Though demand remains strong, brokers attribute the recent weakened sales numbers to a continued lack of supply exacerbated by higher mortgage rates.
There were 5,058 homes listed for sale with OneKey MLS as of Friday, 2,448 in Nassau and 2,610 in Suffolk. That’s down 26.2 percent from the 6,858 homes that were listed for sale at the end of June 2022.
At the same time, rising mortgage rates are keeping homeowners who have paid off their mortgages or have loans at much lower rates from making moves. This week the average rate for a 30-year fixed mortgage hit 7.03 percent, according to bankrate.com. That’s the highest interest rate since October and more than double the rate of just 18 months ago.

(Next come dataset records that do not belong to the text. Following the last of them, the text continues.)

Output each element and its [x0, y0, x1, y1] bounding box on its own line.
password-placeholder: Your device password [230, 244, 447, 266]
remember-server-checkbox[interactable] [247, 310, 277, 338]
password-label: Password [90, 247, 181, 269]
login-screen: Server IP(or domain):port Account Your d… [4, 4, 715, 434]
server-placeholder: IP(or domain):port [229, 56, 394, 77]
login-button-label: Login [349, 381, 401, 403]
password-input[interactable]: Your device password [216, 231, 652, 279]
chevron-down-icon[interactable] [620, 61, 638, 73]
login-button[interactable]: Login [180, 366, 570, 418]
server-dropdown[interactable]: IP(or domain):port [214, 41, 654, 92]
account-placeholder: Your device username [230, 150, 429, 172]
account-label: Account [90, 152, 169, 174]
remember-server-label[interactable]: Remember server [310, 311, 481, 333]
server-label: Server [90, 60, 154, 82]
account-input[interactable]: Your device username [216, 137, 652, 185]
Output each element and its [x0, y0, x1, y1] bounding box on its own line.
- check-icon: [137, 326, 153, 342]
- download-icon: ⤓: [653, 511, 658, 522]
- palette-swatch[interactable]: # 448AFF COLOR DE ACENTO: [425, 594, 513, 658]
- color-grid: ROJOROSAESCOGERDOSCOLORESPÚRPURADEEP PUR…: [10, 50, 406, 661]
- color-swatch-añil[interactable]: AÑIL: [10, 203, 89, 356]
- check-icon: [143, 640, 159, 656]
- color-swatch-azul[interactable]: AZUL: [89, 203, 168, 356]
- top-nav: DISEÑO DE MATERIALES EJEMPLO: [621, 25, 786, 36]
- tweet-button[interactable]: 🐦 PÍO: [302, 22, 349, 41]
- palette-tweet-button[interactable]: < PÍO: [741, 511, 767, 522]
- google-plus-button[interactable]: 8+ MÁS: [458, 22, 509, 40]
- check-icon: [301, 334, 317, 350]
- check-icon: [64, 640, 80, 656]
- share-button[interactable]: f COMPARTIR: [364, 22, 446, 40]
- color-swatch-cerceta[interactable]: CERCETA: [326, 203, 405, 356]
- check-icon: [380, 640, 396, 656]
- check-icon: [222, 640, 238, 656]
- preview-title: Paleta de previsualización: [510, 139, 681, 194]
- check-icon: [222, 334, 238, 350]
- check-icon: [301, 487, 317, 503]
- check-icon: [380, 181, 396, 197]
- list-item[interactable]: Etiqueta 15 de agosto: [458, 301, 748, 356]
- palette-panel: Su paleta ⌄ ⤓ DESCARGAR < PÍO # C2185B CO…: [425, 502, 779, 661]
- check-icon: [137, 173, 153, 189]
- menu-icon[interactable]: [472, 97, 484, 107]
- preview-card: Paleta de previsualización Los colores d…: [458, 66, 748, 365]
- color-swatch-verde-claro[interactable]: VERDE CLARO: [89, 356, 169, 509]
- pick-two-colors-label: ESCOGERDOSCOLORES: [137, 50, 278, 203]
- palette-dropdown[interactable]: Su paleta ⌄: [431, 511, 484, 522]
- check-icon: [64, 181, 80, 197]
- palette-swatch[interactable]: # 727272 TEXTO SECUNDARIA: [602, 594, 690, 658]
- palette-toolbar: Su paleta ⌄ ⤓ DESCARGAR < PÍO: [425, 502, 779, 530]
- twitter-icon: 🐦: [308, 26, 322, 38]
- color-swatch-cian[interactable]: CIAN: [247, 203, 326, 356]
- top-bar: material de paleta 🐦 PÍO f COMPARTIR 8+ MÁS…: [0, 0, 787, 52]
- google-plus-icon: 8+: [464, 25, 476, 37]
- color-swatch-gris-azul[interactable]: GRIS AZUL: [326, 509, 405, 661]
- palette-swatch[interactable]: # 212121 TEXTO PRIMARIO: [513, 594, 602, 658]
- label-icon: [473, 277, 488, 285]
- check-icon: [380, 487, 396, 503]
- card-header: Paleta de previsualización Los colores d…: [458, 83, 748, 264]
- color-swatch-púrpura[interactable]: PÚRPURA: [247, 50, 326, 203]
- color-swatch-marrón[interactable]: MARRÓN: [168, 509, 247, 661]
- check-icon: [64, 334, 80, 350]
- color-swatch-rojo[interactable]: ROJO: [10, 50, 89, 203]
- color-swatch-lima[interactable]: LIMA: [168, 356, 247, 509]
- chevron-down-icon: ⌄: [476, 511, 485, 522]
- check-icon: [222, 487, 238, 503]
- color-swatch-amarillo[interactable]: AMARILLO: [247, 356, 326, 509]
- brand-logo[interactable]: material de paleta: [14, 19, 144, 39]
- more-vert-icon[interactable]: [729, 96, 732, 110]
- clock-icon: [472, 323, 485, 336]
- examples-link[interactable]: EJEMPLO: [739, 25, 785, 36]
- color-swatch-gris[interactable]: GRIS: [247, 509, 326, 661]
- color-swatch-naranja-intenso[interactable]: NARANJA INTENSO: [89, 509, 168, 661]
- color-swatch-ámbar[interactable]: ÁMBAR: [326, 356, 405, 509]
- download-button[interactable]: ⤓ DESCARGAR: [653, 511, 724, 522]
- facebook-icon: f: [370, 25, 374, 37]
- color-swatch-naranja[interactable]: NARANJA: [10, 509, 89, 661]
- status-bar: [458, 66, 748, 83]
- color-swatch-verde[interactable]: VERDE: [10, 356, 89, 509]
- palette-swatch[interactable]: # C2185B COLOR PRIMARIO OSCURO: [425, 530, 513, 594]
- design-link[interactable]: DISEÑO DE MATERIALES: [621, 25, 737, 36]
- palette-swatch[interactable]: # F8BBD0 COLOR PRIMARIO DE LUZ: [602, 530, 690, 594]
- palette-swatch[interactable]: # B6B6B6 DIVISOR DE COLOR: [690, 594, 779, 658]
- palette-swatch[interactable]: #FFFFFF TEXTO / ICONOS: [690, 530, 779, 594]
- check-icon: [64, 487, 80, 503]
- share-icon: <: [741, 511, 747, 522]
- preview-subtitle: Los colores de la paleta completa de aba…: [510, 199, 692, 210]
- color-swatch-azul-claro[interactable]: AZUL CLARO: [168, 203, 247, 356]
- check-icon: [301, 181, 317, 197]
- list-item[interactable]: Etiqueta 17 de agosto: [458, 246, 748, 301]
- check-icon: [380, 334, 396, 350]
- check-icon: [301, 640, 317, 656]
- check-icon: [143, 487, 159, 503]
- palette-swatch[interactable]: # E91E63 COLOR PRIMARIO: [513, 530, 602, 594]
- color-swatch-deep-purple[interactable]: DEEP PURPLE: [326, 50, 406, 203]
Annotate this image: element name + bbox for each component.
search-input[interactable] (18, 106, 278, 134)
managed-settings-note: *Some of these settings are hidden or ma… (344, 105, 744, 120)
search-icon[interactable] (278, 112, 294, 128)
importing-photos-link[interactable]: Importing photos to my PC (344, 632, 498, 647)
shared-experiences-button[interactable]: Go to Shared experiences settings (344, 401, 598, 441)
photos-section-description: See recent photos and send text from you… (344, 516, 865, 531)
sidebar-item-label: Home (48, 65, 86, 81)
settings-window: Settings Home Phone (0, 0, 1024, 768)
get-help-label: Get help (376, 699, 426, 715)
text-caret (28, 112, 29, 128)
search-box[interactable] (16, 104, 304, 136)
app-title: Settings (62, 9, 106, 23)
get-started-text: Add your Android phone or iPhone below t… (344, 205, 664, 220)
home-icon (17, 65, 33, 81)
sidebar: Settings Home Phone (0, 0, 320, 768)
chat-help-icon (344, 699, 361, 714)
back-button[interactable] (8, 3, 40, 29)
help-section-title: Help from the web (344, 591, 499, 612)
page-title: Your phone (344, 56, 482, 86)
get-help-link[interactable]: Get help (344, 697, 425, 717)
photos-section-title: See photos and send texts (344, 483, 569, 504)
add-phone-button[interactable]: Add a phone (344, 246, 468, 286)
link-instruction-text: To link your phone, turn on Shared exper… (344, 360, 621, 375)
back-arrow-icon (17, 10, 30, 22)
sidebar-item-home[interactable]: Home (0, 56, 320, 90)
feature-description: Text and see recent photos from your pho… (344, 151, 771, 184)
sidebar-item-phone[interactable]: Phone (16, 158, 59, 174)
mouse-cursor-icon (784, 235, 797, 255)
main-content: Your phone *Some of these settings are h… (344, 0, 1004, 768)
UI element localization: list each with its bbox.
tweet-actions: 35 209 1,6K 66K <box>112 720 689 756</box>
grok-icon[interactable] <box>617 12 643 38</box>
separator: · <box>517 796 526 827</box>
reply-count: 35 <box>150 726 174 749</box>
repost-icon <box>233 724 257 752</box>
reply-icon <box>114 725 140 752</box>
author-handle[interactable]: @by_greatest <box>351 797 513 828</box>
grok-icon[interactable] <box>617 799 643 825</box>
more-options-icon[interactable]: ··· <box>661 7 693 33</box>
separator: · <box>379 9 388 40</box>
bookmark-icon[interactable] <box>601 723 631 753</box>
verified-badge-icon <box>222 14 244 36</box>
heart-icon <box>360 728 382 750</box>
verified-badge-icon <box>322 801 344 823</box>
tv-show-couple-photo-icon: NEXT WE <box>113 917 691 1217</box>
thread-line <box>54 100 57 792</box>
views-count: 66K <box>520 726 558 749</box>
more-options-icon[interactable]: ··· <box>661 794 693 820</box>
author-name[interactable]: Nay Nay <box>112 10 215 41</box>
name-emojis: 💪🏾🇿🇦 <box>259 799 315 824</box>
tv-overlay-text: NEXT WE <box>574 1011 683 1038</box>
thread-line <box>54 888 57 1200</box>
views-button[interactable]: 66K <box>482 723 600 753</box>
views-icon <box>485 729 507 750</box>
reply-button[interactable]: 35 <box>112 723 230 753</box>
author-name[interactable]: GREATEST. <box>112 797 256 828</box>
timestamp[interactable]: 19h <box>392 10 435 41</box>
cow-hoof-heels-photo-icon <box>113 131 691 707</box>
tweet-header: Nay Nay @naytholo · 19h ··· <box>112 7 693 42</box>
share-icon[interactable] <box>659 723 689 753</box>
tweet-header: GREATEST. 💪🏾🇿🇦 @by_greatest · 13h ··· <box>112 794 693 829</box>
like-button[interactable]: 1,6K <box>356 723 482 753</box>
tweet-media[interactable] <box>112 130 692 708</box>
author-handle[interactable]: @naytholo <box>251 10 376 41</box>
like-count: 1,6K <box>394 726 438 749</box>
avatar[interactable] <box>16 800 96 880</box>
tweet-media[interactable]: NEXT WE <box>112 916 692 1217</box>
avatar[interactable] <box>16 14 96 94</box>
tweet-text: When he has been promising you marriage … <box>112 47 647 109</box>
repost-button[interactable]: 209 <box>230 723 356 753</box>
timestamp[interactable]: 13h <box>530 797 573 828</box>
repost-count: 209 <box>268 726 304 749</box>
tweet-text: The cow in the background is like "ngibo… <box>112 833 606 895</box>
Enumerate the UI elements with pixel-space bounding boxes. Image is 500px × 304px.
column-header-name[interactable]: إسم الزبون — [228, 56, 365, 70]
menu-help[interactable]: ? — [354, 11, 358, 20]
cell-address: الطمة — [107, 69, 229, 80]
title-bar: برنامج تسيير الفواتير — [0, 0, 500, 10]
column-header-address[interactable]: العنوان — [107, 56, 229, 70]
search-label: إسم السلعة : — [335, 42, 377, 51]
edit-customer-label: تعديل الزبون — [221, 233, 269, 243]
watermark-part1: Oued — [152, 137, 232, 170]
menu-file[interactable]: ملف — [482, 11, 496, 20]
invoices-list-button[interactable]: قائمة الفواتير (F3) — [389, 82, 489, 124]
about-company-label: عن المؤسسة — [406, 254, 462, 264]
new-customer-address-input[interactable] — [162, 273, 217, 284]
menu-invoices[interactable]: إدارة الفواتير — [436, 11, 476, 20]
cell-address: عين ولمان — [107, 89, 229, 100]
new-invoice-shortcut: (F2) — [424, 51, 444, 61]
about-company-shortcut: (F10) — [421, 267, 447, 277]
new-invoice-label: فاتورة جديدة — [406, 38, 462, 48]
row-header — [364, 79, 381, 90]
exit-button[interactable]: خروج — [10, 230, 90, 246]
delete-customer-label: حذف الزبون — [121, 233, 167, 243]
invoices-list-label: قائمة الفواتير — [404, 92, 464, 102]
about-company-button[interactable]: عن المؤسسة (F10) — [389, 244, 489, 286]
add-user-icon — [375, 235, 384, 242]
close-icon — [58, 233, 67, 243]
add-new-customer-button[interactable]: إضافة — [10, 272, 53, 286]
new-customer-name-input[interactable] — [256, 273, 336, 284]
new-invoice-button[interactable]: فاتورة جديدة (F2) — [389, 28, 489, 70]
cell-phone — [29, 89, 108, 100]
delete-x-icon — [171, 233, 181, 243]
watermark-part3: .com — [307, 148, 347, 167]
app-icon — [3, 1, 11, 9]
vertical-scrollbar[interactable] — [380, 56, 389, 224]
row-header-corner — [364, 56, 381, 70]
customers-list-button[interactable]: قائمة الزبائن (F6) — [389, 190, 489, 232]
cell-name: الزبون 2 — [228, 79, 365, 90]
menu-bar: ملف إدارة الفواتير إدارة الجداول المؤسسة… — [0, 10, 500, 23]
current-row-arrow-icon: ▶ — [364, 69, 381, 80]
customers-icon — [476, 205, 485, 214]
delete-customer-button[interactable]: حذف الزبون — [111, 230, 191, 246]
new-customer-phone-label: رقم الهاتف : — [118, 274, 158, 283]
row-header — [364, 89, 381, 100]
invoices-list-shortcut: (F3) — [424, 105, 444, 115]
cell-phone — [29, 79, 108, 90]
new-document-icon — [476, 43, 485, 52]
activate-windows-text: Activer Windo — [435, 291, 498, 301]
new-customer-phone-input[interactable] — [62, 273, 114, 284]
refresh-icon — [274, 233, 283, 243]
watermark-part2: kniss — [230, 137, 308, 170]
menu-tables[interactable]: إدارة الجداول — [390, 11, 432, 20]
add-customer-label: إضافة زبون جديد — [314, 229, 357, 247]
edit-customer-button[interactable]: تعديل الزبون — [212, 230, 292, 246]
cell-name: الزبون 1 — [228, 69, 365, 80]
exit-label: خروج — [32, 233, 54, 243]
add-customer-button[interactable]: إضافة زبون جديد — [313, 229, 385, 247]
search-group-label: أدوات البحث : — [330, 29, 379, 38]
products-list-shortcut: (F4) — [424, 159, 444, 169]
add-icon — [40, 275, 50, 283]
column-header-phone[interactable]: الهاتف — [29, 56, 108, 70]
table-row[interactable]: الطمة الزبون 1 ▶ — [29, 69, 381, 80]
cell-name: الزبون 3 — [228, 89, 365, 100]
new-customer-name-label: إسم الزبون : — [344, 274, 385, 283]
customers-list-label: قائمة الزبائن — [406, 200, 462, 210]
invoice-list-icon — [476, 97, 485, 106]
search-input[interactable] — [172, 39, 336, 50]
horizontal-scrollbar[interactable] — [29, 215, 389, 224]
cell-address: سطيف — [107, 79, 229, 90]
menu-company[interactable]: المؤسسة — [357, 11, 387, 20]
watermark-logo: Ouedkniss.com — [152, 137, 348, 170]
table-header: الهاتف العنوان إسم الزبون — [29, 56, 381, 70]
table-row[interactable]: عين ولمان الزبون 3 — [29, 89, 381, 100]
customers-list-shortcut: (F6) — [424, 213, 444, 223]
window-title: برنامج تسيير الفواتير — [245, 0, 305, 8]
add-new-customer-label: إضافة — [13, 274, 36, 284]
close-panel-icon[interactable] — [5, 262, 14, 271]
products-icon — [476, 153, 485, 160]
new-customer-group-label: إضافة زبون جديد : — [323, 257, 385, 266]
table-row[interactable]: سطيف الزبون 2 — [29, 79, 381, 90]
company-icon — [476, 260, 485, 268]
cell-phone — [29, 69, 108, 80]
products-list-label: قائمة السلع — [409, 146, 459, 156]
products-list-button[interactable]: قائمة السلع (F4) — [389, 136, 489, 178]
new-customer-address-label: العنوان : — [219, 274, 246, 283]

“The problem is many homeowners refinanced their mortgages over the last few years and no one wants to go from a 3- or 4-percent mortgage to a 6- to 7-percent mortgage,” said Ken Olson, an associate broker with HomeSmart Premier Living Realty, which has six Long Island offices. “The buyers are out there, and they’ve gotten used to the higher rates, but with the low inventory there are fewer transactions.”
Meanwhile, though home prices have pulled back slightly from their highs of last year, Long Island home prices remain robust, thanks mostly to the low supply and high demand market environment.
The median price of closed home sales in Nassau last month was $689,000, up 3.6 percent from the previous month’s median of $665,000, but down 3.6 percent from the $715,000 median price recorded in June 2022.
In Suffolk, the median price of last month’s closed home sales was $565,000, an increase of 2.7 percent from the $550,000 median price in May and 0.9 percent higher than the $560,000 median of a year ago. Last month’s median price in Suffolk is the highest since the $575,000 median in July 2022.